Por Raúl Quiñónez, Coordinador de Programa del Centro de Estudios Ambientales y Sociales (Ceamso). [email protected]

Desde la entrada en vigencia de la ley de acceso a información pública e incluso un poco antes, por allá por el 2013, nuestra sociedad ha sido testigo de numerosos casos de nepotismo en el sector público. En algunos casos ha ido un poco más allá; con personas, familiares contratados que ni siquiera asistían a sus lugares de trabajo. En otros casos, es el paso fugaz de contratado a la obtención del nombramiento por sobre muchos otros servidores públicos con mayor antigüedad. Situación incomoda e injusta para quienes desde hace años esperan poder obtener un nombramiento que les asegure una estabilidad laboral y de ingresos.

Todos esos derechos, todo principio de igualdad de condiciones en el acceso y permanencia en un cargo público se ve violentado por la injerencia del pariente, del amigo, del vecino. Este sistema tan arraigado en nuestra cultura institucional a nivel del Estado se reproduce de manera directamente proporcional a quienes detentan el poder en un momento dado.
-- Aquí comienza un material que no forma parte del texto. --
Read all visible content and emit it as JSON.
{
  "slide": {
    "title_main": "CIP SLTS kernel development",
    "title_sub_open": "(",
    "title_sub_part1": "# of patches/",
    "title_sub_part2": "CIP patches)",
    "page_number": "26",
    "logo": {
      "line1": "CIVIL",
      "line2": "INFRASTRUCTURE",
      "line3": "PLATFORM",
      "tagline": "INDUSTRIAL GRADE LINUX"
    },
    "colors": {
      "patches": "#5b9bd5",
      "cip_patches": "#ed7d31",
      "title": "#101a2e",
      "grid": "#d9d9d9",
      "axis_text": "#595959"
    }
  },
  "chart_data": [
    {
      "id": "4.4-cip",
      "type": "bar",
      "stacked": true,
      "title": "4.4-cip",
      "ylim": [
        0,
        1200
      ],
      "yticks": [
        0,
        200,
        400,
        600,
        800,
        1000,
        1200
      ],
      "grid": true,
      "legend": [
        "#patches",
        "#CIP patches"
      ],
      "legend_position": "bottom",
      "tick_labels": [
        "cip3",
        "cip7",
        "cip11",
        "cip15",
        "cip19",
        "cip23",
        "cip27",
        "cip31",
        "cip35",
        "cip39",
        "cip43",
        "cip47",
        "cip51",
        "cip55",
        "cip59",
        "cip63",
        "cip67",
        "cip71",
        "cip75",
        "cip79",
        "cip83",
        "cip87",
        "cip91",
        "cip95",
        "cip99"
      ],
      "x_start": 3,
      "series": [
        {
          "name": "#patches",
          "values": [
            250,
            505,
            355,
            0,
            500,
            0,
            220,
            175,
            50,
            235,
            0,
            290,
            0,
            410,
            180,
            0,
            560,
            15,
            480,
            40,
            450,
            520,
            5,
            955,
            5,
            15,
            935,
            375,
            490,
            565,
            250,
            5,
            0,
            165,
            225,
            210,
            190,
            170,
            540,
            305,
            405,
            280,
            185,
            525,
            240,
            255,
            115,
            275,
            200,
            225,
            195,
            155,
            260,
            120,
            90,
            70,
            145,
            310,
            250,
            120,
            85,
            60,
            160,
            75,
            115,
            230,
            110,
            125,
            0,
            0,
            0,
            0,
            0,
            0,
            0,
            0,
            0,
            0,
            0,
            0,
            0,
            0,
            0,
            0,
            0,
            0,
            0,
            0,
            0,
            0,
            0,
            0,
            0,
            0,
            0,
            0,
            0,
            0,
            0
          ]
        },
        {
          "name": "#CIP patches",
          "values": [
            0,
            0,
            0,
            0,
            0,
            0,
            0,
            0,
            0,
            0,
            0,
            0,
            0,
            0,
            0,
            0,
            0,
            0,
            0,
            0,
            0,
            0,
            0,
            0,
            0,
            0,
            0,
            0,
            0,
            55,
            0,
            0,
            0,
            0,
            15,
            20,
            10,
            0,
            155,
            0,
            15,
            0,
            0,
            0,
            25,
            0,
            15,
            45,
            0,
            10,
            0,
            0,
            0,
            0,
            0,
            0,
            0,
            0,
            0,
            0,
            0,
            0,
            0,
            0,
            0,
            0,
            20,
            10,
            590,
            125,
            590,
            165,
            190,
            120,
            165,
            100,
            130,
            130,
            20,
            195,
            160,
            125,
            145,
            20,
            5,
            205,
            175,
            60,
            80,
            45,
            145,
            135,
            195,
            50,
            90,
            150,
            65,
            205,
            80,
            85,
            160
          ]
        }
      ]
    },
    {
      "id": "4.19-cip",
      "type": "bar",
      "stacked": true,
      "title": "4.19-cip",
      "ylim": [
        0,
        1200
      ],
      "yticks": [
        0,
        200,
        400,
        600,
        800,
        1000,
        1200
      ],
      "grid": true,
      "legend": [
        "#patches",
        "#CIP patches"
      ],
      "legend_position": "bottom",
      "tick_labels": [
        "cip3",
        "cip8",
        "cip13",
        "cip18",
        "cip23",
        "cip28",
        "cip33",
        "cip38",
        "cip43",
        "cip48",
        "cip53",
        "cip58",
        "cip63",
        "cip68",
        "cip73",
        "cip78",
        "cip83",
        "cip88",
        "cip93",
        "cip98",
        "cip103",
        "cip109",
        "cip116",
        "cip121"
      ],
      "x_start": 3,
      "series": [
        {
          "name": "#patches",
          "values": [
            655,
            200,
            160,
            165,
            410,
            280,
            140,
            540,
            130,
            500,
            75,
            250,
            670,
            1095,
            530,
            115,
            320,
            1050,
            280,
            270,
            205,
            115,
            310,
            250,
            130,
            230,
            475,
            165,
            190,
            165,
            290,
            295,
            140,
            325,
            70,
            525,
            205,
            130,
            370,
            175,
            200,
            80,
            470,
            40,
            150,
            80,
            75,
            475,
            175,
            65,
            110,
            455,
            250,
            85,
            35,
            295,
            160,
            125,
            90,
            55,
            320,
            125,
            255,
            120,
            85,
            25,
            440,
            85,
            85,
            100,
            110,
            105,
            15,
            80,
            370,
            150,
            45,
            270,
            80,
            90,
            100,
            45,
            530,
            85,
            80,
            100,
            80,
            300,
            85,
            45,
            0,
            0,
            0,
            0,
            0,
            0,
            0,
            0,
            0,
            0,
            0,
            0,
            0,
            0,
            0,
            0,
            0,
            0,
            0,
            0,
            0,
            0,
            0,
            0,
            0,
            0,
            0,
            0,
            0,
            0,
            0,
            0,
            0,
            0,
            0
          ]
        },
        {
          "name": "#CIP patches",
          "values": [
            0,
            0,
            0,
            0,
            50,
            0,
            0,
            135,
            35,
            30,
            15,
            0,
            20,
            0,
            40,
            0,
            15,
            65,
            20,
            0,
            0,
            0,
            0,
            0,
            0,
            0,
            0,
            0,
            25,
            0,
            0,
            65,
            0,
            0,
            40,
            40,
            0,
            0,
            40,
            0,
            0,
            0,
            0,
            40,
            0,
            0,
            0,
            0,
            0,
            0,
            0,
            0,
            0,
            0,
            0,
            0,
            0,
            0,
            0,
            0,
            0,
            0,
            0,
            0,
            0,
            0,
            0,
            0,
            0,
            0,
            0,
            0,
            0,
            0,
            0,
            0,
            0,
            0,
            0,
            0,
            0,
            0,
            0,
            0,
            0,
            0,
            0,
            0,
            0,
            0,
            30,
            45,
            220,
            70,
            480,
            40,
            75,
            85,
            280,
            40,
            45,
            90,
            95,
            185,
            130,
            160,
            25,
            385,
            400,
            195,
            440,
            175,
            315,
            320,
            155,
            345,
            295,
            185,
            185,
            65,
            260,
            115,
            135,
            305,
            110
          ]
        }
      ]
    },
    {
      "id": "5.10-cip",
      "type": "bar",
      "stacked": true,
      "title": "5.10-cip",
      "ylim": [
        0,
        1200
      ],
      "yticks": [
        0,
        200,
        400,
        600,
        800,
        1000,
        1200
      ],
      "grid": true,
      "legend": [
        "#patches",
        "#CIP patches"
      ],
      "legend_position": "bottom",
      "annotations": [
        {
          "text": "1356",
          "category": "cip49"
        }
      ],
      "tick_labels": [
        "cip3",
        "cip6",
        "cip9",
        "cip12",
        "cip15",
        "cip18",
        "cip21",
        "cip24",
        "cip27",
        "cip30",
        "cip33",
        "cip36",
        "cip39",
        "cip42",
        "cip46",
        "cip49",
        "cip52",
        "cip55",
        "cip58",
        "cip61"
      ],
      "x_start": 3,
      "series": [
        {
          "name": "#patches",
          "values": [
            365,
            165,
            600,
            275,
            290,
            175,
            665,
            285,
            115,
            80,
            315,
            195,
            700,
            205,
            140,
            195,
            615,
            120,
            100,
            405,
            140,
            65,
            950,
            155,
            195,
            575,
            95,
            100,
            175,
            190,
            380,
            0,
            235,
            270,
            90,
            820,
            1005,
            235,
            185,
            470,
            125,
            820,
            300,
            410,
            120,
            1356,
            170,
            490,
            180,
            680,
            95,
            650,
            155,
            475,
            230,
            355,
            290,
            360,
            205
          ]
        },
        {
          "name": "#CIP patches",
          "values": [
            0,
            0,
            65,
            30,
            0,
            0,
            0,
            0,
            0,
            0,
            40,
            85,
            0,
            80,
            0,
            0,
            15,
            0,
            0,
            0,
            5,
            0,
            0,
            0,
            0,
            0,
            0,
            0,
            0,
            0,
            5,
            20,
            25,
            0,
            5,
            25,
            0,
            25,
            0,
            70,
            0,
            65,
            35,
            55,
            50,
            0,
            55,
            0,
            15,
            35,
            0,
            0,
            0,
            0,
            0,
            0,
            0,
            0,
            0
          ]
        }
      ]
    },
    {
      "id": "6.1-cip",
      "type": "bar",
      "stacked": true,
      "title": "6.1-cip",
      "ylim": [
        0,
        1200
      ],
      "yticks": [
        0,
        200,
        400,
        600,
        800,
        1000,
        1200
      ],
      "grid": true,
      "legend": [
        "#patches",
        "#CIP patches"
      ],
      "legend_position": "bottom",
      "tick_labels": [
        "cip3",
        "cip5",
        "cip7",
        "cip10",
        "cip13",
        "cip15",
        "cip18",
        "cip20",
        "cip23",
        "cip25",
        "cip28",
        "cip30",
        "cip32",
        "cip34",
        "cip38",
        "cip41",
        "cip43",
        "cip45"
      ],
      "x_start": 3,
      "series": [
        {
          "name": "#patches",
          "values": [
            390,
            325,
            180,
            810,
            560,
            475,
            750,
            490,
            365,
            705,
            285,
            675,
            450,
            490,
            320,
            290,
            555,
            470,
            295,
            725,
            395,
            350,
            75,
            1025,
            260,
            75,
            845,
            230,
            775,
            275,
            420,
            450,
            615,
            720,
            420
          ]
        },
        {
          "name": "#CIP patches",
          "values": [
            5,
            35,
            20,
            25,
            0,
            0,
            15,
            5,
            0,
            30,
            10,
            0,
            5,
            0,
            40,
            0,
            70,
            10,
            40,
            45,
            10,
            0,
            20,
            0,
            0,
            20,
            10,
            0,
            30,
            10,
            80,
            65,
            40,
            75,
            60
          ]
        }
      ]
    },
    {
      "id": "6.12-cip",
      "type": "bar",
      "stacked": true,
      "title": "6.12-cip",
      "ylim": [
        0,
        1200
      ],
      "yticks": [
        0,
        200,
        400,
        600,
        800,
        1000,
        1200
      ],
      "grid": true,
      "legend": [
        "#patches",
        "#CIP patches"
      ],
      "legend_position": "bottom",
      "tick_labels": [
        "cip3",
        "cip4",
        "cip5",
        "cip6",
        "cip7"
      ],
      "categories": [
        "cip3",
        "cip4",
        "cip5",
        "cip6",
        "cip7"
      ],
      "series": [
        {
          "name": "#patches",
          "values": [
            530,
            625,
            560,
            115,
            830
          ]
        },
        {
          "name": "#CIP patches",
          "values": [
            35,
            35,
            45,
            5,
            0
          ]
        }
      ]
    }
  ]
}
La indignación frente a tales hechos que, ley mediante, tomaron estado público, no tiene límite. Y así, somos impávidos testigos de un sistema de parentela en la función pública que se destapa todos los días, conforme observamos en las redes sociales y medios de comunicación.

Pero esa indignación si no busca remedio, no tiene sentido. Si las autoridades o los señalados como parientes simplemente renuncian, se tiene un final feliz pero pasajero. Una alegría reconfortante pero tan volátil como el viento mismo. Lo que corresponde es corregir para que no se siga reproduciendo,  cuando  la indignación  baje de tono, o la marea baja nos tiente de vuelta a saltar sobre ella.

Necesitamos un marco regulador que formule las relaciones del poder con el entorno inmediato para que este tipo de situaciones que observamos con indignación y accionamos con escrache, no vuelvan a repetirse o si se dan, tengan consecuencias para quienes las infligen. Es la hora de cambiar y promover una ley que regule los conflictos de interés de los particulares en sus relaciones con el Estado y de los altos cargos del estado, a nivel de los tres poderes, sean estos electivos o no.

Un conflicto de interés institucional surge cuando, como resultado de otras actividades o relaciones, una organización no puede prestar servicios imparciales, la objetividad de la organización para realizar la labor correspondiente al mandato se ve o puede verse afectada, o la organización tiene una ventaja competitiva injusta. Un conflicto de interés personal es una situación en que los intereses privados de una persona —como relaciones profesionales externas o activos financieros personales— interfieren o puede entenderse que interfieren con el cumplimiento de sus funciones oficiales 1.

Consecuentemente, las restricciones deben circunscribirse a la imposibilidad de contratar parientes, de evitar que los mismos estén en relación de dependencia dentro de una oficina pública. Debe ir más allá y regular las relaciones en las adquisiciones de bienes y servicios del Estado, cuando el funcionario de alta gerencia tiene vínculos e intereses con empresas, organizaciones de la sociedad civil, o personas físicas que se presentan a un llamado cualquiera.

Una normativa de estas características debe incluir también los “tiempos de enfriamiento” entre la renuncia del alto cargo a la función publica y su involucramiento como directivo en alguna empresa privada que tenga contratos con la institución pública del renunciante. Finalmente, se requiere un régimen de sanciones sean ellas administrativas y/o penales dependiendo de la gravedad de la falta cometida, debiendo incluir dichas sanciones a los cargos directivos de las empresas privadas y a los particulares.

Este tipo de legislaciones no son novedosas, ni paradigmáticas. La mayoría de los países de la OCDE (Organización de Cooperación y Desarrollo Económico) cuentan con dichas normativas. Si miramos más hacia la región, la Convención Interamericana contra la Corrupción, ratificada por nuestro país, insta a los estados partes a adoptar medidas orientadas a prevenir conflictos de intereses.

De la misma manera en que tenemos limitaciones o restricciones para acceder a un cargo electivo o a un cargo en la función publica, debemos generar normativas que limiten el ejercicio de la función.  Regular el acceso a la función pública es relevante para un estado democrático y social de derecho. Establecer límites a la conducta de los funcionarios de alta gerencia en sus relaciones con los particulares cercanos y estimular a quienes contratan con el Estado a guardar conductas probas e integras en su alta gerencia, refuerza la primacía del interés general sobre el particular, cuando de bienes públicos se trata.